Monday, January 27, 2014

Hawmps! (1976)



          After scoring a surprise box-office hit with the independently made canine adventure Benji (1974), director Joe Camp was in a position to try something different—so for his second feature, he used a little-known historical episode from the pre-Civil War era as the basis for a gentle comedic romp. Hawmps! depicts the misadventures of a U.S. Army squad tasked with testing camels as possible replacements for horses in desert outposts. Given the nature of Camp’s previous film, it’s surprising that very little of the picture is devoted to the specifics of animal behavior—in fact, only two of the camels are given memorable names and “personalities.” Instead of focusing on critters, Camp builds jokes around the broadly sketched—and unapologetically clichéd—characters populating the Army squad, including a drunken Irishman, an inexperienced lieutenant, and a stalwart drill sergeant. The only surprising character is an Arabian camel trainer named H. Jolly, played by Gino Conforti, because the character is a British-schooled dandy with a monocle.
          Hawmps! is shallow and silly, but it basically works in an undemanding sort of way. Whether Camp is staging elaborate slapstick sequences of barroom brawls or vignettes of dehydrated soldiers trudging through the desert, the director keeps things amiable and lively. Plus, the picture is billed right in the opening credits as “a family film by Joe Camp,” so the mandate clearly was to make lighthearted entertainment suitable for very young viewers. And if Hawmps! is ultimately little more than a Disney knock-off made without the glossy cinematography and lavish production values one normally associates with Disney’s live-action fare, the movie has the benefit of an offbeat historical basis, and Camp resists the sentimental excesses that make similar Disney movies (such as the Apple Dumpling Gang pictures) unnecessarily saccharine.

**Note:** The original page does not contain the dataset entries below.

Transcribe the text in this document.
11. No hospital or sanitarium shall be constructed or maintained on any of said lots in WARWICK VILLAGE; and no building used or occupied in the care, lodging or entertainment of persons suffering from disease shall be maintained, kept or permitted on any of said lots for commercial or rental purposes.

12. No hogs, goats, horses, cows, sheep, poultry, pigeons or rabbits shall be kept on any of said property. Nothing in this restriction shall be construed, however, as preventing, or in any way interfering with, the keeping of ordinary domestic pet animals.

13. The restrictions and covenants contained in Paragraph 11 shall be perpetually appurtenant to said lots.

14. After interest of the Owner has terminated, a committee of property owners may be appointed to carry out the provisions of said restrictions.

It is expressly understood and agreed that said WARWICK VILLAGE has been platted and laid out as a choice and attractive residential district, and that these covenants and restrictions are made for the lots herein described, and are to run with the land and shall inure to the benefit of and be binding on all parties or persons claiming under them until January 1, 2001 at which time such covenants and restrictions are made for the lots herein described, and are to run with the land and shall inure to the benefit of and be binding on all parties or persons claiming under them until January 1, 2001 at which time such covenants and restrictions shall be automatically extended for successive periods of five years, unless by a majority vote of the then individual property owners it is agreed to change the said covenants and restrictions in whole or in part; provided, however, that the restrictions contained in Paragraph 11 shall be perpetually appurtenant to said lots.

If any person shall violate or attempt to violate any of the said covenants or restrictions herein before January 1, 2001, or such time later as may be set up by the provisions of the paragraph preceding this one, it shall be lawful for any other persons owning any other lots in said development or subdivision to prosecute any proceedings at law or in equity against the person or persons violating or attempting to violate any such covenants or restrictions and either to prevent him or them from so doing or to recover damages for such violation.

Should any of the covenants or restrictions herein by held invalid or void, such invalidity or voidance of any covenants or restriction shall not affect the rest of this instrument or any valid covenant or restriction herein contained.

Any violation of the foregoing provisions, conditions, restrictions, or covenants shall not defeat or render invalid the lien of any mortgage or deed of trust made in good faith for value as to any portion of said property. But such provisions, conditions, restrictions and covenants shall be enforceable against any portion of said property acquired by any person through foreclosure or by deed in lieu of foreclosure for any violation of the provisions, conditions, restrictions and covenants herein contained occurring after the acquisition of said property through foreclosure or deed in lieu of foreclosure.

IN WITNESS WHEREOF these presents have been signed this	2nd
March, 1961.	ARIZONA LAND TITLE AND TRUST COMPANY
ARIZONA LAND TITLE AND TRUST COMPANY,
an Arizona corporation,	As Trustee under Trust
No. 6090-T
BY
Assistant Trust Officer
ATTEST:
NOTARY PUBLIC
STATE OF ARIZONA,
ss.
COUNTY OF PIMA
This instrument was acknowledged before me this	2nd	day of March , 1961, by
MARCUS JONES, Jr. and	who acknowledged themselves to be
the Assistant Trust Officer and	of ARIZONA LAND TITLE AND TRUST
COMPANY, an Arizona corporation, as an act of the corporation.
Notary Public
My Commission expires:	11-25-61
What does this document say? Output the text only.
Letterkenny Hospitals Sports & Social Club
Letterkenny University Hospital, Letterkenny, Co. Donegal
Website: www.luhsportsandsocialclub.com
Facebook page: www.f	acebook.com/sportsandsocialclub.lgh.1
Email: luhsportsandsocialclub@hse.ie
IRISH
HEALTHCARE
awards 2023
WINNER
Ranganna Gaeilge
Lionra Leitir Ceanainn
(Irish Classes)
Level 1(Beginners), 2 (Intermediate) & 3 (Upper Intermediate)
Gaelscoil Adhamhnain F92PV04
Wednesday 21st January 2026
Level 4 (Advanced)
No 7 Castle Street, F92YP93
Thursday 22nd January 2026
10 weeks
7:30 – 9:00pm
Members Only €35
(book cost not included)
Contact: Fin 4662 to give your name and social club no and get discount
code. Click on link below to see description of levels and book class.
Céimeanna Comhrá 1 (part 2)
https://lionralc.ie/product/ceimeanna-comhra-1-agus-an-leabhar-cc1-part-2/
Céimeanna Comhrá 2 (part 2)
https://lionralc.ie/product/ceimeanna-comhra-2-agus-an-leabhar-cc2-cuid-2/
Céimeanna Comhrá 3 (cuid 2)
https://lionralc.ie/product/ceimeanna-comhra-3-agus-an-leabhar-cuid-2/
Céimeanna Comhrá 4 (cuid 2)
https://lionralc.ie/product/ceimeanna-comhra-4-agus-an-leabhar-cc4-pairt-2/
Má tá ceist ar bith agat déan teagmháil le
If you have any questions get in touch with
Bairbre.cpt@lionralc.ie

          James Hampton, a pleasant comic actor who costarred in the ’60s series F Troop, which was something of a stylistic precedent for this movie, plays Lt. Clemmons, a Washington, D.C., gofer who gets assigned the thankless task of supervising the camel experiment. Upon arriving at an outpost in the West, Clemmons takes command of a squad led by Sgt. Tibbs (Christopher Connelly), even though Tibbs’ men all misunderstood their orders and thought they were getting Arabian horses instead of Arabian camels. High jinks ensue as the camel-riding soldiers clash with the cantankerous sergeant (Slim Pickens) of a rival squad, and with an outlaw (Jack Elam) who commands a town filled with criminals. The movie features lots of chaotic physical comedy—people falling off camels or tripping into mud, and so on—and the dialogue is occasionally cartoonish. Still, most of the actors in Hawmps! are stone-cold pros, including those previously mentioned plus Denver Pyle, and the sight of bluecoated U.S. soldiers chasing after crooks or Indians while riding on camels is reliably amusing.